Licensing Your Patents—The Dangers of Declaratory Judgment Actions

It is the great hope of most patent holders to sit back and collect royalty checks, hopefully with as little expense and difficulty as possible. Enforcing patents is difficult, time consuming, and expensive, so many patent holders hope to convince infringers to pay them for the use of their inventions without going to court. Thus, they begin writing letters in the hopes that if the infringers only understood the patent and how they infringe it, they would be willing to pay royalties or stop what they are doing.

Life is not that simple. Before you put pen to paper or start making any public statements about your patents and your competitors, you should be aware of a type of lawsuit known as the “Declaratory Judgment” lawsuit. We discussed this type of case briefly in an earlier post that focused on techniques for invalidating patents. This is the flip side of that discussion. You have to be careful what you say to a target licensee (or the industry at large) because if you do not, you may find yourself a defendant in one of these cases.

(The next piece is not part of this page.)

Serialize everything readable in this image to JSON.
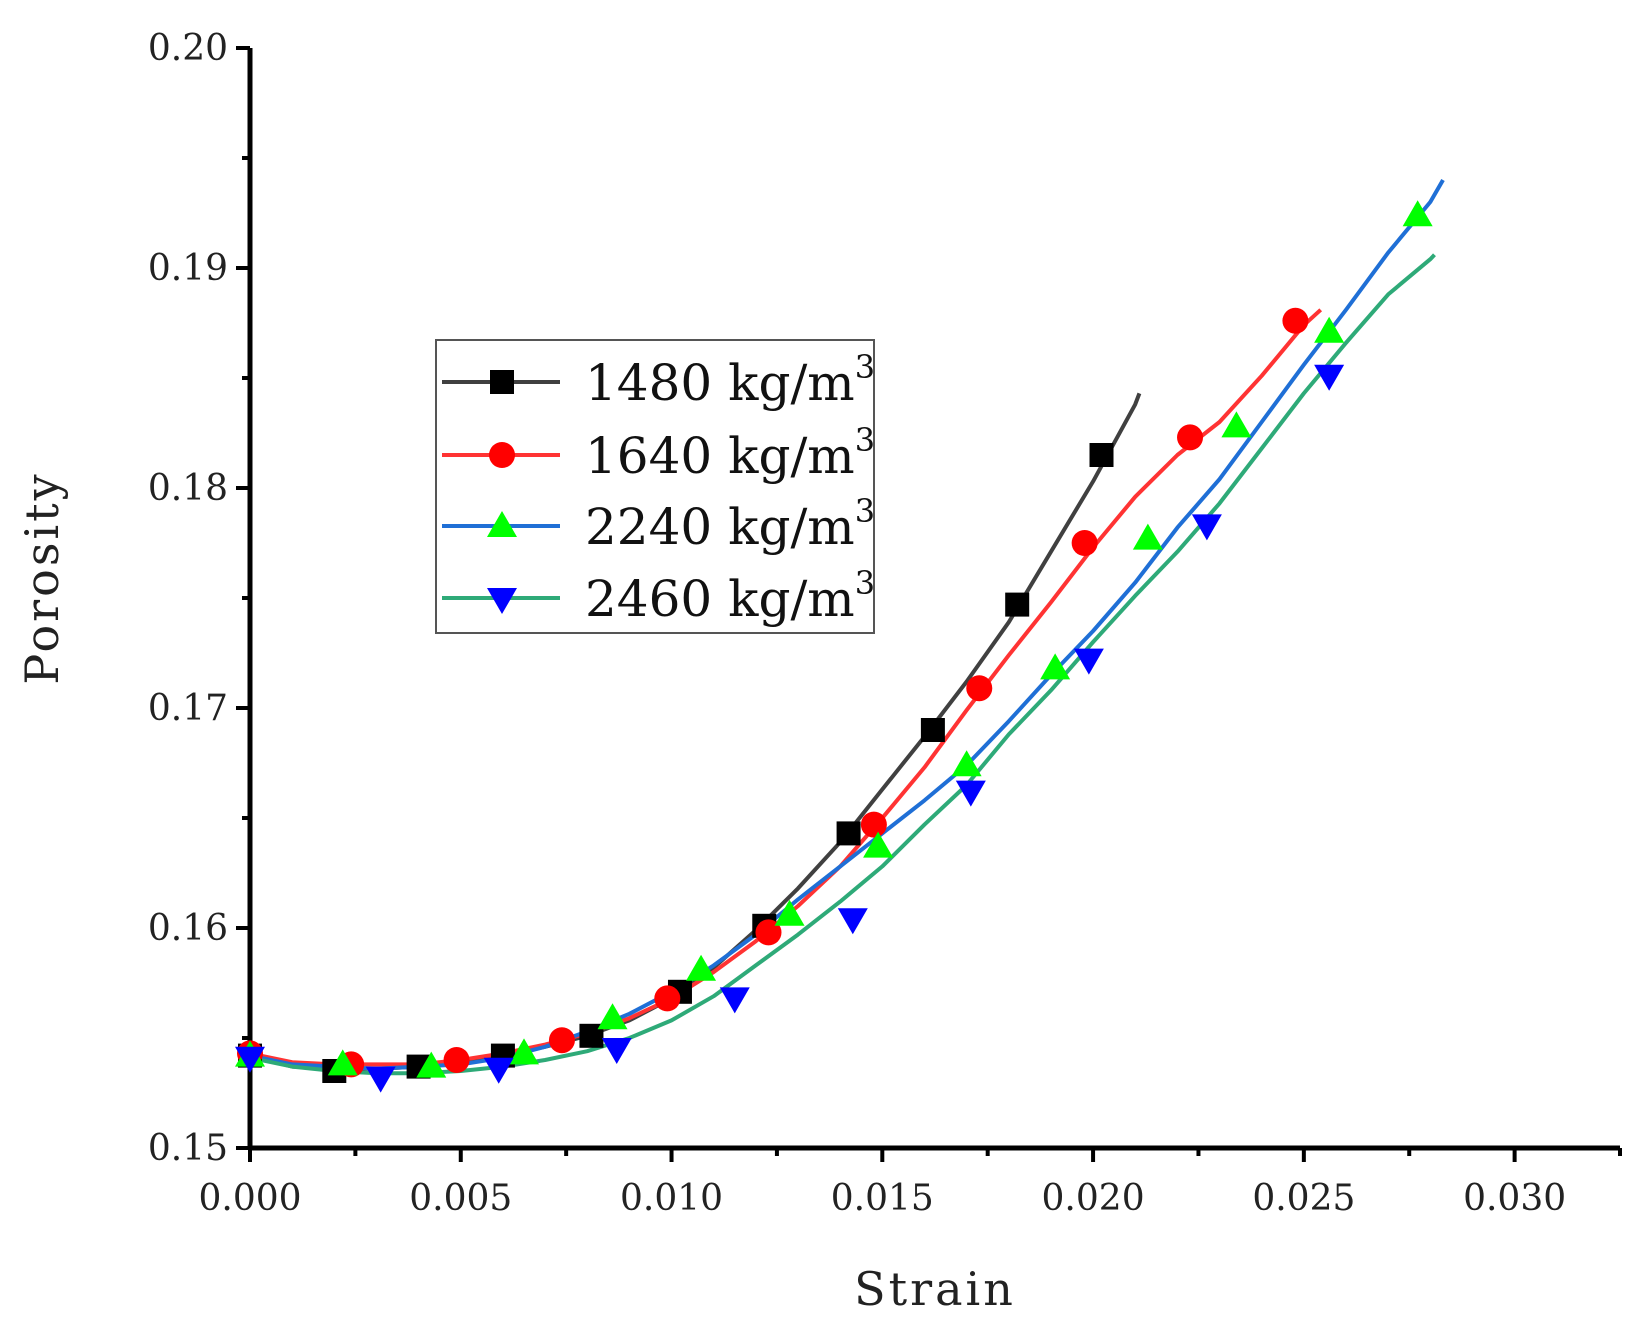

In the patent context, declaratory judgment lawsuits are intended to stop patent holders who threaten infringement litigation to scare off their competitors. Instead of being forced to risk an infringement suit or cease making the offending product, threatened parties can have the matter put to rest by a court. In order to file a declaratory judgment case, there must be an actual “case or controversy” between the parties. In other words, you cannot simply go to court to invalidate any old patent or to get a declaration that your products do not infringe it.

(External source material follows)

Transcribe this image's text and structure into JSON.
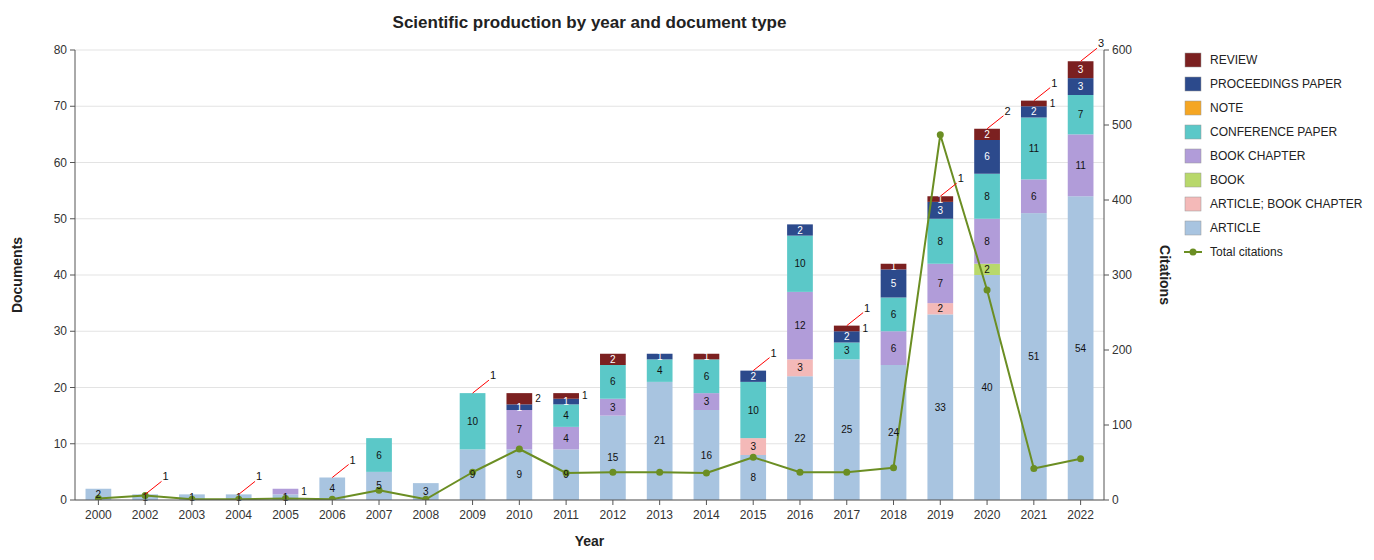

In the past, you could not file a declaratory judgment lawsuit against unless the patent holder did something that created a “reasonable apprehension” that you would be sued for patent infringement. However, following the Supreme Court’s 2007 decision in a case called Mediummune, that type of threatening conduct is no longer required.  The standard for whether a “case or controversy” exists is now more liberal and permissive, making declaratory judgment lawsuits easier to file than in the past. It has also become more difficult to determine whether any particular course of action will be problematic. The Federal Circuit Court of Appeals described the standard by stating that “where a patentee asserts rights under a patent based on certain identified ongoing or planned activity of another party, and where that party contends that it has the right to engage in the accused activity without license, an Article III case or controversy will arise and the party need not risk a suit for infringement by engaging in the identified activity before seeking a declaration of its legal rights.” SanDisk Corp. v. STMicroelectronics, Inc., 480 F.3d 1372, 1381 (Fed. Cir. 2007).

What this means is that now you have to be careful about offering licenses or engaging in any other conduct that could be construed as an implicit accusation of patent infringement. Of course, this puts patent holders in a bind because they cannot hope to license their patents without at least contacting companies who may be interested, and those companies are usually infringers.

So what can you do? There are no silver bullets. The cases do not offer definitive solutions, but here are some guideposts:

1. Avoid accusing a potential target of being an “infringer” or asserting that their products are “covered” by your patents. It is preferable to make the target aware of the patent and its availability without including such accusations.

2. Do not provide detailed analyses of how a target’s products relate to your patent claims.

3. Offer to keep licensing communications with the target confidential.

4. Do not threaten the target’s customers with infringement suits, because such threats could imply that the target is liable for “indirect” patent infringement, such as inducing patent infringement or contributory patent infringement.

5. Watch what you say in your press releases and public filings about the scope of your patents and how they relate to the industry at large. In one case, the court found that such statements constituted an accusation of infringement against an entire industry.

When dealing with sophisticated targets, it may be necessary at some point to get into analyses of their products if you hope to induce them to license your patent. Without some threat of litigation at least looming in the background, some targets may not take you seriously. So if you are going to embark on a serious licensing program, you should be prepared for the possibility of litigation. If, instead, you want to avoid litigation at all costs, then be sure to provide assurances that you will not file suit and enter into a confidentiality agreement with the target, keeping in mind that it may harm your ability to file suit later should you decide to do so.

Whether any given conduct will trigger declaratory judgment jurisdiction is very fact specific, and the courts will often look at the entire course of dealing between two parties. Thus, it is difficult to provide bright line rules. However, if you are going to embark on a licensing campaign or otherwise attempt to exploit your patents, you should be aware of the risk of declaratory judgment suits and tailor your approach accordingly.